ABSTRACT

Spatial aliasing is common in much seismic data and may have serious effects on the performance of multichannel data processing and migration. We develop a Multiscale Wavelet-Radon Algorithm (MWRA) for separating spatially aliased energy and unaliased signal where they are superimposed up to the Nyquist frequency or wavenumber. We assume that the signal is consistently located in time across wavelet scales. A seismic gather is first decomposed into different wavelet scales by translation-invariant wavelet transform (TIWT) decomposition over the time coordinate of each trace. A Radon decomposition is then performed for the traces at each wavelet scale. At the (slowness dependent) aliased scales, the locations of the wavelet coefficients related to the signals are approximated from those in an adjacent unaliased scale. The corresponding amplitudes are estimated from the current aliased scale via a weighting function and the amplitudes (overlapped in time) from the unaliased scales. This procedure can be recursively applied to estimate signals at the higher frequencies.

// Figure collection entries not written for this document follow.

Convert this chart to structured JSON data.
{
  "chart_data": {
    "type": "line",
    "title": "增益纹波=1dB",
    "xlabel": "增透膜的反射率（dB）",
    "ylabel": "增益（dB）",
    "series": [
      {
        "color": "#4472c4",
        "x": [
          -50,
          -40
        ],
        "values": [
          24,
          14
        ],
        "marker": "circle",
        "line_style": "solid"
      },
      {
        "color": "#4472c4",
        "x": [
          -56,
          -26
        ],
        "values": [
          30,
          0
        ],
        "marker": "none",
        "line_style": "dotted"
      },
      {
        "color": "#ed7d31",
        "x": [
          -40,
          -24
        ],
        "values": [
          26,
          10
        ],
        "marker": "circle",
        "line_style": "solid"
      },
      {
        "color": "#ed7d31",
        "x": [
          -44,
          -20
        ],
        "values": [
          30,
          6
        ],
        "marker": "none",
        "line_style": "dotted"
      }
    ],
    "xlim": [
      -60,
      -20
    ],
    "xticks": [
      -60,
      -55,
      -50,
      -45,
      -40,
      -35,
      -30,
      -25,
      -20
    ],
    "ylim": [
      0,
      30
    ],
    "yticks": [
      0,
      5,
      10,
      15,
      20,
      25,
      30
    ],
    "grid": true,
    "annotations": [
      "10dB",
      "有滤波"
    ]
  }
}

For each slowness, a reconstruction of unaliased and aliased scales is performed to give a broadband signal reconstruction. Interpolation of the aliased seismic data is performed by redefining the spatial sampling rate in the Radon reconstruction. MWRA slightly outperforms F-X interpolations in suppressing aliasing and noise in aliased curved events, as shown in synthetic model. MWRA easily accommodates data with an irregular geophone spacing, unlike F-X interpolation.